A new discovery has found that Pin1, an enzyme previously shown to prevent the formation of the tangle-like lesions found in the brains of Alzheimer’s disease patients, also plays a pivotal role in guarding against the development of amyloid peptide plaques, the second brain lesion that characterizes Alzheimer’s.
These new findings, shown in an animal study, provide further evidence that Pin1 (prolyl isomerase) is essential to protect individuals from age-related neurodegeneration and for the first time establish a direct link between amyloid plaques and tau tangles, the two abnormal structures that are considered the pathological hallmarks of this devastating disease. Led by researchers at Beth Israel Deaconess Medical Center (BIDMC) and Harvard Medical School, the study appears in the March 23, 2006 issue of the journal Nature.

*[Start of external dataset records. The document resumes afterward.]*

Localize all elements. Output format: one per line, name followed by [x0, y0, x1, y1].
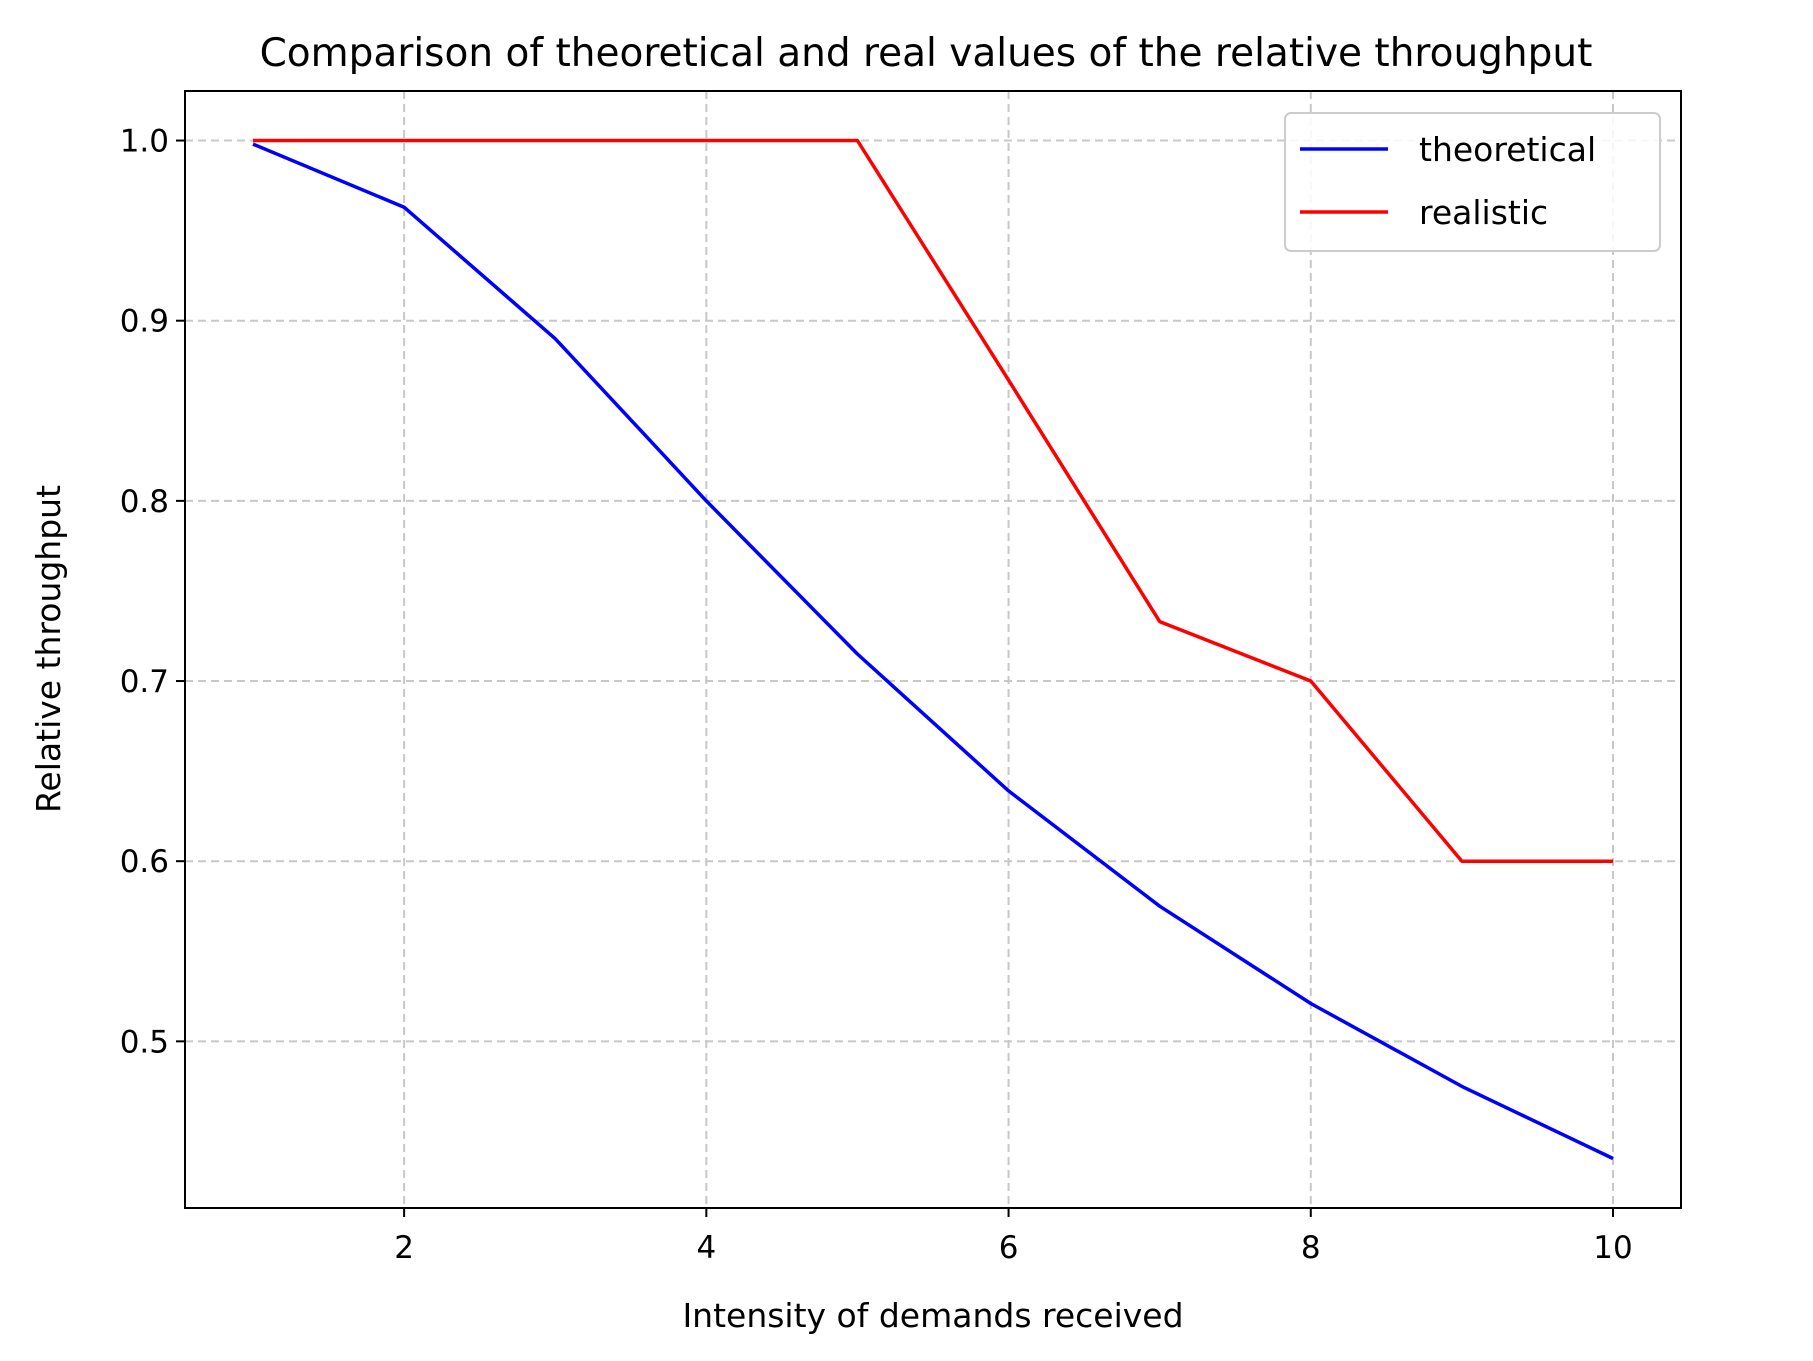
y-tick-label: 0.8 — [120, 484, 169, 520]
y-tick-label: 0.7 — [120, 664, 169, 700]
x-axis-label: Intensity of demands received — [682, 1296, 1183, 1335]
grid — [185, 91, 1681, 1208]
series-lines — [252, 138, 1614, 1161]
plot-frame — [184, 90, 1682, 1209]
chart-title: Comparison of theoretical and real value… — [260, 31, 1593, 76]
x-tick-label: 4 — [696, 1230, 716, 1266]
series-line-theoretical — [252, 142, 1614, 1161]
series-line-realistic — [253, 138, 1613, 863]
x-tick-label: 10 — [1593, 1230, 1632, 1266]
y-axis-label: Relative throughput — [29, 485, 68, 813]
y-tick-label: 0.5 — [120, 1024, 169, 1060]
legend: theoretical realistic — [1284, 112, 1661, 252]
legend-label-theoretical: theoretical — [1419, 130, 1596, 169]
legend-label-realistic: realistic — [1419, 193, 1548, 232]
x-tick-label: 6 — [999, 1230, 1019, 1266]
y-tick-label: 0.6 — [120, 844, 169, 880]
y-tick-label: 1.0 — [120, 124, 169, 160]
x-tick-label: 8 — [1301, 1230, 1321, 1266]
y-tick-label: 0.9 — [120, 304, 169, 340]
axis-ticks: 2 4 6 8 10 0.5 0.6 0.7 0.8 0.9 1.0 — [120, 124, 1633, 1266]
x-tick-label: 2 — [394, 1230, 414, 1266]
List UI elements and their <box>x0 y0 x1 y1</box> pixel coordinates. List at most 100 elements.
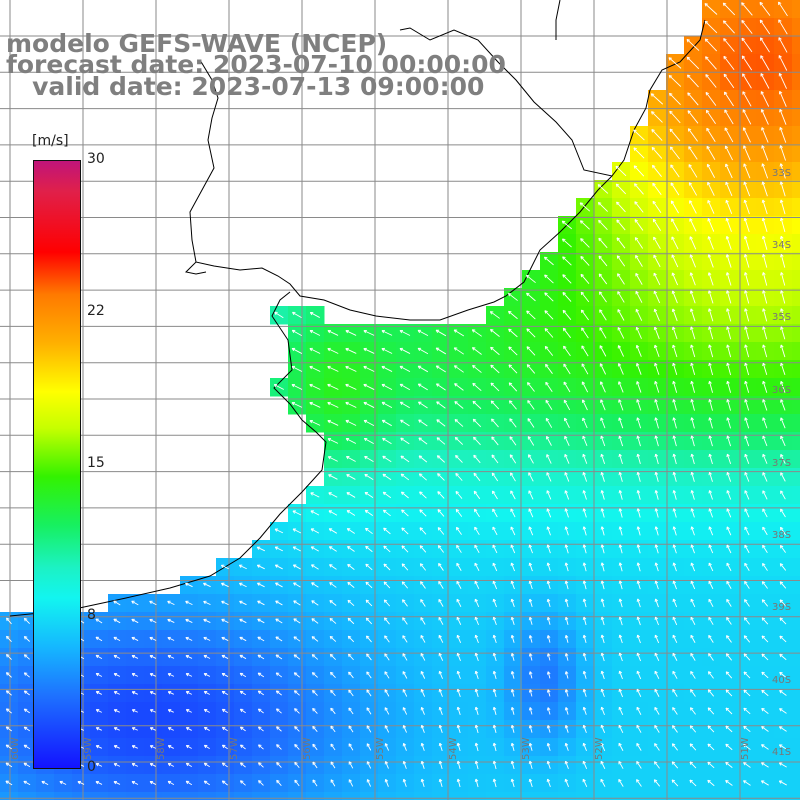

“A century ago, in 1906, the German doctor Alois Alzheimer first observed an abundance of these plaques and tangles in the brains of Alzheimer’s patients,” explains the study’s senior author, Kun Ping Lu, MD, PhD, an investigator in the Division of Cancer Cell Biology at BIDMC and associate professor of medicine at Harvard Medical School.
“Throughout the years, intensive studies have been done to find out the causes of these two major lesions, but the exact relationship between the two has remained controversial and elusive,” he adds. “Coupled with recent independent studies showing that genetic changes in the human Pin1 gene are associated with reduced Pin1 protein levels as well as an increased risk of Alzheimer’s disease, these new results suggest that lack of sufficient Pin1 enzyme may be a key culprit in the onset of Alzheimer’s disease.”
Lu, together with Tony Hunter from the Salk Institute, first identified the Pin1 enzyme in 1995. Eight years later, in 2003, Lu and his colleagues demonstrated that Pin1 promoted dephosphorylation of tau, thereby ‘detangling’ the protein which had become knotted and overburdened with excess phosphate molecules. They also confirmed that when Pin1 was missing, neurons in the regions of the brain responsible for memory would collapse under the weight of the tau protein tangles, ultimately leading to age-dependent neurodegeneration.
In this new study, Lu and his coauthors hypothesized that Pin1 might be acting in a similar fashion to regulate APP (amyloid precursor protein) cleavage and amyloid beta production, thereby preventing the formation of plaques.
This study was funded in part by grants from the National Institutes of Health, the National Science Foundation and the Taiwan National Science Council.